Authors

Abstract

In recent years, the development of vineyard robots has emerged as a significant development in agricultural equipment, playing an increasingly vital role in precision agriculture and intelligent operations. These robots are capable of precise navigation, obstacle avoidance, and real-time path planning within agricultural settings. The paper employs laser Simultaneous Localization and Mapping (SLAM) technology as the primary method for achieving real-time, accurate positioning of the robot, thereby providing reliable environmental perception capabilities and prior map information for the vineyard robot. The Robust-Time Elastic Band (R-TEB) local planning algorithm developed in this study automatically generates a smooth, continuous inspection path within the operational area.

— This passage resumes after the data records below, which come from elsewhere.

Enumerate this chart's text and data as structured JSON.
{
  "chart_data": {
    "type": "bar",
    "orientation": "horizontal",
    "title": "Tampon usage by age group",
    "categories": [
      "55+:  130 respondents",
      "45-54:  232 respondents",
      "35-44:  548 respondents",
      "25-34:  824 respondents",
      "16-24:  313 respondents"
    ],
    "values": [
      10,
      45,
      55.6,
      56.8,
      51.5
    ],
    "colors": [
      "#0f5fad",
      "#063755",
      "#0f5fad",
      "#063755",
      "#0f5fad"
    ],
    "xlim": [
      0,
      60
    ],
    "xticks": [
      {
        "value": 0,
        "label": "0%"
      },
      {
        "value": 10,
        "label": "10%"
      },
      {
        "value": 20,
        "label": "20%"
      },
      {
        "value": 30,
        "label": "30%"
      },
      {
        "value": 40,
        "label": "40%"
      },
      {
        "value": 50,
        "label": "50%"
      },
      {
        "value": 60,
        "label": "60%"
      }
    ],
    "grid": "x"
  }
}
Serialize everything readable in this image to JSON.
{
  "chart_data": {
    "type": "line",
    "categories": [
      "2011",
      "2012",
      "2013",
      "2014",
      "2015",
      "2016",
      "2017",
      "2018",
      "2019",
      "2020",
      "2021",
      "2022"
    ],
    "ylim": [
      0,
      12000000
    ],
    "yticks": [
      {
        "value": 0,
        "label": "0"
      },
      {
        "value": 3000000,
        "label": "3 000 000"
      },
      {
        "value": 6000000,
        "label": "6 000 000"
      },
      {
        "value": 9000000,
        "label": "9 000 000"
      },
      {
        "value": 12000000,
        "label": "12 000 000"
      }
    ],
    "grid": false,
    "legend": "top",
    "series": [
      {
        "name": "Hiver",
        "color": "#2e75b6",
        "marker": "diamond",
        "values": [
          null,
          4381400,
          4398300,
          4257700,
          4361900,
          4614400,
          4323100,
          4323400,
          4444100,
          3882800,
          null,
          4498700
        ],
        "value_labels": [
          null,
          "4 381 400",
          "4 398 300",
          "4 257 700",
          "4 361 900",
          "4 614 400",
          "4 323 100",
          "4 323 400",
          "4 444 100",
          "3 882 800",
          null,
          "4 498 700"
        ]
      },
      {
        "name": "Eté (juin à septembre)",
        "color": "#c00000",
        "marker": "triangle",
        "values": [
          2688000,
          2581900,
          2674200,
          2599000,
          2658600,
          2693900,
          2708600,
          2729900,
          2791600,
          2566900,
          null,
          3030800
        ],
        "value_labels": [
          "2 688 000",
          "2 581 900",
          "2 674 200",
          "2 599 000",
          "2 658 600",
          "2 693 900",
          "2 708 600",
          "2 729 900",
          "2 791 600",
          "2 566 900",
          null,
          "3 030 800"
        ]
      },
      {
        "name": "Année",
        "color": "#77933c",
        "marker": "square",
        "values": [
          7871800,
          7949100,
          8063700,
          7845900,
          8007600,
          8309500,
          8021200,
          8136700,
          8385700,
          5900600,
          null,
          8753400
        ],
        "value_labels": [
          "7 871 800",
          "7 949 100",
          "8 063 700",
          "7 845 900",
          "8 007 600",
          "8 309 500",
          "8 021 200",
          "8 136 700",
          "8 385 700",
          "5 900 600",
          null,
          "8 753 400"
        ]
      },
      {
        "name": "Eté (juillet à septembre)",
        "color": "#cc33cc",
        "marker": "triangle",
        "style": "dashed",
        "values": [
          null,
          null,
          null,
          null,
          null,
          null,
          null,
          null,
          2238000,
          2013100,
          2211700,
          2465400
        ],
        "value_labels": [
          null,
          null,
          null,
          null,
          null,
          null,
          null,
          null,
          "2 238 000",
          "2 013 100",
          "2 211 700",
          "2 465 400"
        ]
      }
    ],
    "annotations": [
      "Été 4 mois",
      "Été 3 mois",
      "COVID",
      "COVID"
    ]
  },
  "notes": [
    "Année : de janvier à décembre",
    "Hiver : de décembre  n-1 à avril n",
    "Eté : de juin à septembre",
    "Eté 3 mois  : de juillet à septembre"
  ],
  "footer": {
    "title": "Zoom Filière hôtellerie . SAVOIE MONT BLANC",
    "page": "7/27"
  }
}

This objective is pursued by the consideration of parameters such as the robot's working width, minimum turning radius, and operational strip width, with the aim of achieving a minimization of energy consumption. Utilizing the Root Mean Square Error (RMSE) metric to gauge prediction accuracy, the R-TEB algorithm yielded values ranging from 0.016 to 0.022 meters, while the TEB algorithm produced values between 0.012 and 0.025 meters. The findings indicate that the R-TEB algorithm optimizes trajectory quality in vineyard environments, thereby enhancing the robot's autonomous navigation capabilities and obstacle avoidance efficiency.

Abstract in Chinese

近年来，葡萄园机器人的研发已成为农业设备领域的重要突破，在精准农业与智能化作业中发挥着日益关键的作用。这类机器人能够在农业场景中实现精准导航、障碍物规避及实时路径规划。本文采用激光同步定位与建图（SLAM）技术作为核心方法，实现机器人实时精准定位，从而为葡萄园机器人提供可靠的环境感知能力和预先地图信息。研究开发的鲁棒时间弹性带（R-TEB）局部规划算法，能在作业区域内自动生成平滑连续的巡检路径。该算法通过综合考虑机器人作业宽度、最小转弯半径及作业带宽度等参数，实现能耗最小化目标。采用均方根误差（RMSE）指标评估预测精度时，R-TEB算法得出0.016至0.022米的误差值，而TEB算法误差值介于0.012至0.025米之间。研究表明，R-TEB算法能优化葡萄园环境中的轨迹质量，从而提升机器人的自主导航能力和避障效率。